Joseph Henry Laboratories, Princeton University, Princeton, NJ 08544, USA.
Proc Natl Acad Sci U S A. 2012 Oct 2;109(40):16161-6. doi: 10.1073/pnas.1212755109. Epub 2012 Sep 17.
Stochastic rearrangement of germline V-, D-, and J-genes to create variable coding sequence for certain cell surface receptors is at the origin of immune system diversity. This process, known as "VDJ recombination", is implemented via a series of stochastic molecular events involving gene choices and random nucleotide insertions between, and deletions from, genes. We use large sequence repertoires of the variable CDR3 region of human CD4+ T-cell receptor beta chains to infer the statistical properties of these basic biochemical events. Because any given CDR3 sequence can be produced in multiple ways, the probability distribution of hidden recombination events cannot be inferred directly from the observed sequences; we therefore develop a maximum likelihood inference method to achieve this end.
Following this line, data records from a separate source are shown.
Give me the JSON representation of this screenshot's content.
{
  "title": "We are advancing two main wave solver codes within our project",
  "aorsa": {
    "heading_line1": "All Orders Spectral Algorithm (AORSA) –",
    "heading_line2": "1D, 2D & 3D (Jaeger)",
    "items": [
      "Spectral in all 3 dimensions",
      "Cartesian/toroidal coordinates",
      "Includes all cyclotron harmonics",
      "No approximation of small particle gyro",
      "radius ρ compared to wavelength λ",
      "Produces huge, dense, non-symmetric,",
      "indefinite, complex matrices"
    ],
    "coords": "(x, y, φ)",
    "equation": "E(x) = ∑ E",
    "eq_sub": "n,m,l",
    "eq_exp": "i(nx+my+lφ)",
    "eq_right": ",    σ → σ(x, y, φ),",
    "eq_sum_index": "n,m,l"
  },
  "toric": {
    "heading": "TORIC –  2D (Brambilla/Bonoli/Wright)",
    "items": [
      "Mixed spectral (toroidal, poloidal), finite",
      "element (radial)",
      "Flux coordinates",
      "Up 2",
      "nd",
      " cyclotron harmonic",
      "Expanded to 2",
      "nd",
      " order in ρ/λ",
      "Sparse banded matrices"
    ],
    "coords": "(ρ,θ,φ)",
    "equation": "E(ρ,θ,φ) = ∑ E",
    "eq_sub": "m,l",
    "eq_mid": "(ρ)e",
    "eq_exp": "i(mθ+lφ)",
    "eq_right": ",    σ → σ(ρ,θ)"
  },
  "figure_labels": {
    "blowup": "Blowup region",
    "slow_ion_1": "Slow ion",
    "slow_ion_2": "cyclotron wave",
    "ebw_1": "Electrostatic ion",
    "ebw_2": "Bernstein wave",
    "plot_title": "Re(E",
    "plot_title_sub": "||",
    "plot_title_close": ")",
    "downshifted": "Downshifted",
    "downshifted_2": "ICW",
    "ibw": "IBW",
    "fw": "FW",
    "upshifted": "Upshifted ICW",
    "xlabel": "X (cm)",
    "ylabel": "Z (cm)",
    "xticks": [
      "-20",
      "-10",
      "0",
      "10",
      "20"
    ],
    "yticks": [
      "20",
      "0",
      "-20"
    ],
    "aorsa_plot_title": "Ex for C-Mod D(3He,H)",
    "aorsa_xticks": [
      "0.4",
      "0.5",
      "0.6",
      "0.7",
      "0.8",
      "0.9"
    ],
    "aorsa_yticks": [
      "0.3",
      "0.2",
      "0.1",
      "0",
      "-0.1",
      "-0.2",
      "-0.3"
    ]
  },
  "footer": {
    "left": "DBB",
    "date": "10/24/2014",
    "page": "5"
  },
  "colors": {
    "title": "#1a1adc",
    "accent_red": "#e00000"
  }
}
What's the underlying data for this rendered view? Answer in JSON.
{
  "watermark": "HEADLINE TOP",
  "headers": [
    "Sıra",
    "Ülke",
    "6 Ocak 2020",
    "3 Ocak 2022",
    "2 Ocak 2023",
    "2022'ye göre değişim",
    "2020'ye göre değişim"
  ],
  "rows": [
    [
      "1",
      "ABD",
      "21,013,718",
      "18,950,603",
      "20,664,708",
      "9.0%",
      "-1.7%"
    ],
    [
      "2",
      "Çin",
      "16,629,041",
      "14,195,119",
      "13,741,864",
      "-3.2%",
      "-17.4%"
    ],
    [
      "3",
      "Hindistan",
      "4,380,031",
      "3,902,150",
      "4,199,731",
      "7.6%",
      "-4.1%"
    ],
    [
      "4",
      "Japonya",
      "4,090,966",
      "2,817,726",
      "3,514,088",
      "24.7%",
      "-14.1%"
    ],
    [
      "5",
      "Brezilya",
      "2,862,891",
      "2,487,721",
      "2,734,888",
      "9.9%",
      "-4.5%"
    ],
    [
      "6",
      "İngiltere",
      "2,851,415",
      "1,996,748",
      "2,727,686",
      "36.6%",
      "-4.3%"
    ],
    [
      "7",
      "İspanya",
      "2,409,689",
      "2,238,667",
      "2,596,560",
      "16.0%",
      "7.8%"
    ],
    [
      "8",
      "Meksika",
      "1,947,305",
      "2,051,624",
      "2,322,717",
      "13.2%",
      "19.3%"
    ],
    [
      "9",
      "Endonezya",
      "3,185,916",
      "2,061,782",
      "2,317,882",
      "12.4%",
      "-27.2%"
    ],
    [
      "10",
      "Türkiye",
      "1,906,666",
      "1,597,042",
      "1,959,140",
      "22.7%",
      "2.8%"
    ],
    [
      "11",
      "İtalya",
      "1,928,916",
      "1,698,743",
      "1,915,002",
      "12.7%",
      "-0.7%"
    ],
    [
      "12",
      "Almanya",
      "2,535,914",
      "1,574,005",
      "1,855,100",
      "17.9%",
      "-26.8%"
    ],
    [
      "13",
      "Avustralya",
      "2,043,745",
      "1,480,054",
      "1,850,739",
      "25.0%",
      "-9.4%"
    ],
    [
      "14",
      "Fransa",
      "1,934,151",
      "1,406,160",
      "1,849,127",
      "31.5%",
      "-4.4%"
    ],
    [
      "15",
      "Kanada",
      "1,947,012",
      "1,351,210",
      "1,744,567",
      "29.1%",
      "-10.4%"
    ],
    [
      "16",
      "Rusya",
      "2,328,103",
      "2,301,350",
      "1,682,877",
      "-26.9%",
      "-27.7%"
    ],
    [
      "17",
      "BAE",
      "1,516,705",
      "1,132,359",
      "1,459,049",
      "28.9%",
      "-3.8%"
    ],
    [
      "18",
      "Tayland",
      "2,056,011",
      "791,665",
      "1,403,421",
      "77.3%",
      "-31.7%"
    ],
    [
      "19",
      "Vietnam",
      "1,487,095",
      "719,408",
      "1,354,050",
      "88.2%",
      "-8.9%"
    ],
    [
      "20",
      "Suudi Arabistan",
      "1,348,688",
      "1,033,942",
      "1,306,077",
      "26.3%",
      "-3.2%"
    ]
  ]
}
To separate the properties of the molecular rearrangement mechanism from the effects of selection, we focus on nonproductive CDR3 sequences in T-cell DNA. We infer the joint distribution of the various generative events that occur when a new T-cell receptor gene is created. We find a rich picture of correlation (and absence thereof), providing insight into the molecular mechanisms involved. The generative event statistics are consistent between individuals, suggesting a universal biochemical process. Our probabilistic model predicts the generation probability of any specific CDR3 sequence by the primitive recombination process, allowing us to quantify the potential diversity of the T-cell repertoire and to understand why some sequences are shared between individuals. We argue that the use of formal statistical inference methods, of the kind presented in this paper, will be essential for quantitative understanding of the generation and evolution of diversity in the adaptive immune system.
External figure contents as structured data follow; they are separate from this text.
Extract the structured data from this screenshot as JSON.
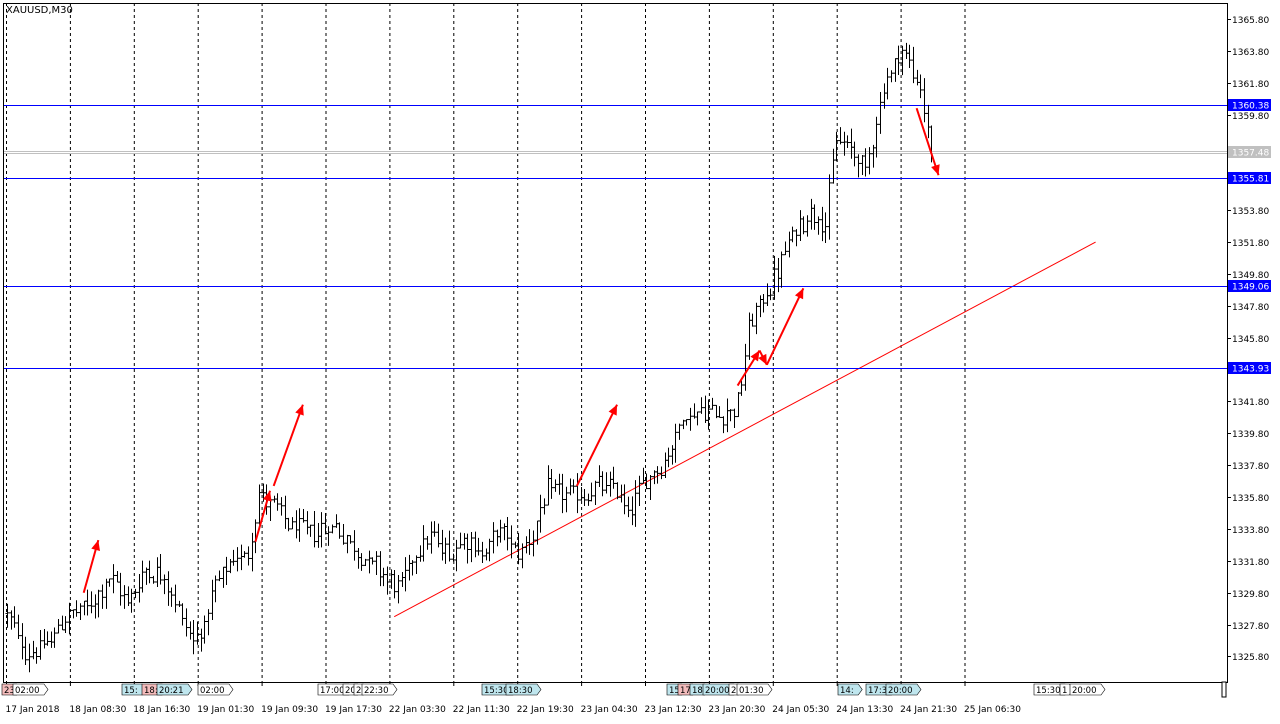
{
  "window": {
    "symbol_label": "XAUUSD,M30"
  },
  "colors": {
    "background": "#ffffff",
    "frame": "#000000",
    "bars": "#000000",
    "grid": "#000000",
    "hline": "#0000ff",
    "hline_tag_bg": "#0000ff",
    "hline_tag_text": "#ffffff",
    "bid_line": "#c0c0c0",
    "trendline": "#ff0000",
    "arrows": "#ff0000",
    "event_blue_bg": "#bfe6ee",
    "event_red_bg": "#f4bcbc",
    "event_white_bg": "#ffffff"
  },
  "chart_data": {
    "type": "candlestick",
    "symbol": "XAUUSD",
    "timeframe": "M30",
    "ylim": [
      1324.2,
      1366.8
    ],
    "y_ticks": [
      "1365.80",
      "1363.80",
      "1361.80",
      "1359.80",
      "1353.80",
      "1351.80",
      "1349.80",
      "1347.80",
      "1345.80",
      "1341.80",
      "1339.80",
      "1337.80",
      "1335.80",
      "1333.80",
      "1331.80",
      "1329.80",
      "1327.80",
      "1325.80"
    ],
    "x_ticks": [
      "17 Jan 2018",
      "18 Jan 08:30",
      "18 Jan 16:30",
      "19 Jan 01:30",
      "19 Jan 09:30",
      "19 Jan 17:30",
      "22 Jan 03:30",
      "22 Jan 11:30",
      "22 Jan 19:30",
      "23 Jan 04:30",
      "23 Jan 12:30",
      "23 Jan 20:30",
      "24 Jan 05:30",
      "24 Jan 13:30",
      "24 Jan 21:30",
      "25 Jan 06:30"
    ],
    "bar_count": 310,
    "grid": "vertical dashed",
    "price_series": {
      "knots": [
        [
          0,
          1328.5
        ],
        [
          5,
          1326
        ],
        [
          11,
          1326.5
        ],
        [
          16,
          1328.3
        ],
        [
          23,
          1329.0
        ],
        [
          28,
          1330.8
        ],
        [
          33,
          1329.2
        ],
        [
          38,
          1331.3
        ],
        [
          43,
          1330.8
        ],
        [
          48,
          1328.2
        ],
        [
          51,
          1326.8
        ],
        [
          54,
          1327.8
        ],
        [
          57,
          1330.2
        ],
        [
          62,
          1331.8
        ],
        [
          66,
          1332.3
        ],
        [
          69,
          1336.0
        ],
        [
          73,
          1335.2
        ],
        [
          78,
          1333.9
        ],
        [
          84,
          1333.6
        ],
        [
          90,
          1334.0
        ],
        [
          96,
          1332.3
        ],
        [
          101,
          1331.5
        ],
        [
          106,
          1330.2
        ],
        [
          108,
          1330.3
        ],
        [
          112,
          1332.5
        ],
        [
          116,
          1333.4
        ],
        [
          121,
          1332.1
        ],
        [
          125,
          1333.4
        ],
        [
          130,
          1332.2
        ],
        [
          135,
          1333.8
        ],
        [
          140,
          1332.3
        ],
        [
          144,
          1333.5
        ],
        [
          148,
          1336.2
        ],
        [
          153,
          1336.0
        ],
        [
          158,
          1335.8
        ],
        [
          162,
          1336.5
        ],
        [
          167,
          1336.3
        ],
        [
          170,
          1334.7
        ],
        [
          172,
          1335.8
        ],
        [
          176,
          1337.2
        ],
        [
          180,
          1338.0
        ],
        [
          185,
          1340.8
        ],
        [
          190,
          1341.2
        ],
        [
          195,
          1341.0
        ],
        [
          199,
          1341.3
        ],
        [
          201,
          1342.8
        ],
        [
          203,
          1346.5
        ],
        [
          210,
          1349.5
        ],
        [
          215,
          1352.2
        ],
        [
          220,
          1353.8
        ],
        [
          224,
          1353.0
        ],
        [
          227,
          1358.3
        ],
        [
          232,
          1357.4
        ],
        [
          235,
          1356.3
        ],
        [
          240,
          1361.5
        ],
        [
          245,
          1364.0
        ],
        [
          250,
          1361.3
        ],
        [
          253,
          1357.5
        ]
      ]
    },
    "horizontal_lines": [
      {
        "price": 1360.38,
        "label": "1360.38"
      },
      {
        "price": 1355.81,
        "label": "1355.81"
      },
      {
        "price": 1349.06,
        "label": "1349.06"
      },
      {
        "price": 1343.93,
        "label": "1343.93"
      }
    ],
    "bid": {
      "price": 1357.48,
      "label": "1357.48"
    },
    "trendline": {
      "from": [
        106,
        1328.3
      ],
      "to": [
        298,
        1351.8
      ]
    },
    "arrows": [
      {
        "from": [
          21,
          1329.8
        ],
        "to": [
          25,
          1333.1
        ]
      },
      {
        "from": [
          68,
          1333.0
        ],
        "to": [
          72,
          1336.2
        ]
      },
      {
        "from": [
          73,
          1336.5
        ],
        "to": [
          81,
          1341.6
        ]
      },
      {
        "from": [
          156,
          1336.5
        ],
        "to": [
          167,
          1341.6
        ]
      },
      {
        "from": [
          200,
          1342.8
        ],
        "to": [
          206,
          1345.0
        ]
      },
      {
        "from": [
          206,
          1345.0
        ],
        "to": [
          208,
          1344.1
        ]
      },
      {
        "from": [
          208,
          1344.1
        ],
        "to": [
          218,
          1348.9
        ]
      },
      {
        "from": [
          249,
          1360.2
        ],
        "to": [
          255,
          1356.0
        ]
      }
    ],
    "event_tags": [
      {
        "text": "23",
        "style": "red",
        "x": 2
      },
      {
        "text": "02:00",
        "style": "white",
        "x": 13
      },
      {
        "text": "15:",
        "style": "blue",
        "x": 122
      },
      {
        "text": "18:",
        "style": "red",
        "x": 142
      },
      {
        "text": "20:21",
        "style": "blue",
        "x": 157
      },
      {
        "text": "02:00",
        "style": "white",
        "x": 198
      },
      {
        "text": "17:00",
        "style": "white",
        "x": 318
      },
      {
        "text": "20",
        "style": "white",
        "x": 343
      },
      {
        "text": "2",
        "style": "white",
        "x": 354
      },
      {
        "text": "22:30",
        "style": "white",
        "x": 362
      },
      {
        "text": "15:30",
        "style": "blue",
        "x": 482
      },
      {
        "text": "18:30",
        "style": "blue",
        "x": 506
      },
      {
        "text": "15",
        "style": "blue",
        "x": 667
      },
      {
        "text": "17",
        "style": "red",
        "x": 678
      },
      {
        "text": "18",
        "style": "blue",
        "x": 690
      },
      {
        "text": "20:00",
        "style": "blue",
        "x": 703
      },
      {
        "text": "2",
        "style": "white",
        "x": 729
      },
      {
        "text": "01:30",
        "style": "white",
        "x": 737
      },
      {
        "text": "14:",
        "style": "blue",
        "x": 838
      },
      {
        "text": "17:3",
        "style": "blue",
        "x": 866
      },
      {
        "text": "20:00",
        "style": "blue",
        "x": 886
      },
      {
        "text": "15:30",
        "style": "white",
        "x": 1034
      },
      {
        "text": "1",
        "style": "white",
        "x": 1060
      },
      {
        "text": "20:00",
        "style": "white",
        "x": 1070
      }
    ]
  }
}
体细胞胚系 V、D 和 J 基因的随机重排,为某些细胞表面受体创造了可变编码序列,这是免疫系统多样性的起源。这个过程被称为“VDJ 重组”,是通过一系列涉及基因选择和基因之间随机核苷酸插入和缺失的随机分子事件来实现的。我们使用人类 CD4+ T 细胞受体β链可变 CDR3 区的大量序列库,来推断这些基本生化事件的统计特性。由于任何给定的 CDR3 序列都可以以多种方式产生,因此隐藏的重组事件的概率分布不能直接从观察到的序列中推断出来;因此,我们开发了一种最大似然推断方法来实现这一目标。为了将分子重排机制的特性与选择的影响分开,我们专注于 T 细胞 DNA 中无功能的 CDR3 序列。我们推断了当一个新的 T 细胞受体基因产生时,各种生成事件的联合分布。我们发现了一个丰富的相关性(和不存在)图景,深入了解了所涉及的分子机制。个体之间的生成事件统计数据是一致的,这表明存在一种普遍的生化过程。我们的概率模型通过原始重组过程预测任何特定 CDR3 序列的生成概率,从而使我们能够量化 T 细胞库的潜在多样性,并理解为什么某些序列在个体之间共享。我们认为,使用本文中提出的形式统计推断方法对于定量理解适应性免疫系统中多样性的产生和进化将是至关重要的。